Verizon (s vz) has come out against Nortel (s nt) selling its enterprise telephony business to Avaya, which has offered about $475 million for it, because neither the seller nor the buyer want to take on the contracts to service the equipment currently installed in U.S. government and business offices. Verizon provides connectivity to those offices (and the devices in them) and is worried that it would be stuck with any equipment that fell into disrepair. Put another way: Verizon might be forced to pay for new gear, which would cut into the fat margins on those government contracts. Verizon has filed a motion to block the sale, which you can read here.
Om,
Enterprice network is all about VOIP, which Nortel happily provided and supported.

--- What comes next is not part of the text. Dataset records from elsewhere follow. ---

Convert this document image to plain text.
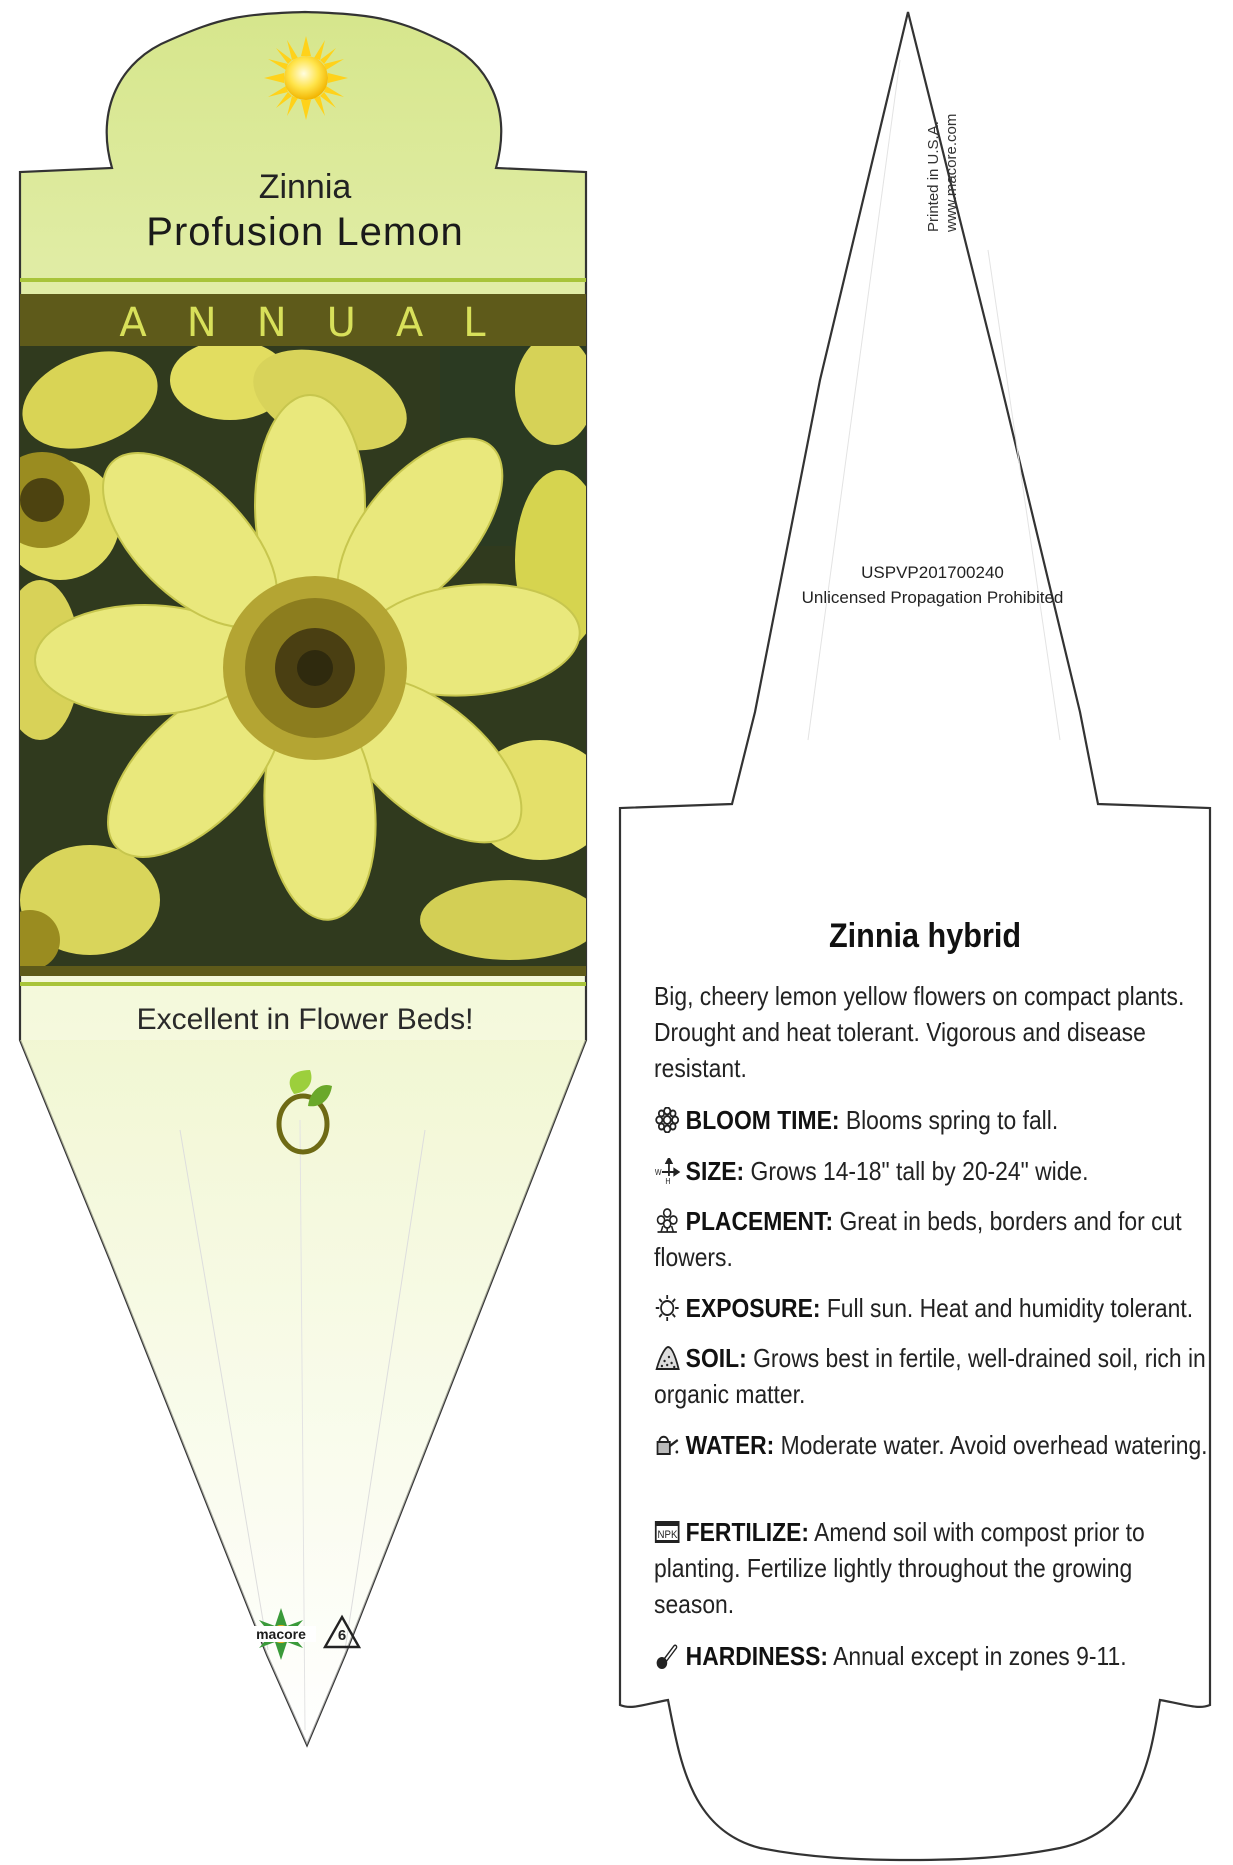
Zinnia
Profusion Lemon
ANNUAL
Excellent in Flower Beds!
macore	6
Printed in U.S.A. www.macore.com
USPVP201700240
Unlicensed Propagation Prohibited
Zinnia hybrid
Big, cheery lemon yellow flowers on compact plants. Drought and heat tolerant. Vigorous and disease resistant.
BLOOM TIME: Blooms spring to fall.
W
H SIZE: Grows 14-18" tall by 20-24" wide.
PLACEMENT: Great in beds, borders and for cut flowers.
EXPOSURE: Full sun. Heat and humidity tolerant.
SOIL: Grows best in fertile, well-drained soil, rich in organic matter.
WATER: Moderate water. Avoid overhead watering.
NPK FERTILIZE: Amend soil with compost prior to planting. Fertilize lightly throughout the growing season.
HARDINESS: Annual except in zones 9-11.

http://products.nortel.com/go/product_content.jsp?segId=0&catId=null&parId=0&prod_id=37501&locale=en-US
http://products.nortel.com/go/product_content.jsp?segId=0&catId=null&parId=0&prod_id=59140&locale=en-US
Basically AVAYA is milking money here. they want to buy Nortel stuff for cheap, then charge Verizon on service and upgrades.
I remember how the split of AVAYA from Lucent was wrote as AVAYA will focus on VOIP ( lesser technology) while the mother ship Lucent was supposedly work on optical ( money cutting edge) and such.
We know what happened after the split.
Now back to reality , Verizon is ( was , and always) conservative , never spends that “much” money for maintaining their service.
They might want Avaya to provide some guarantee for service after the sale.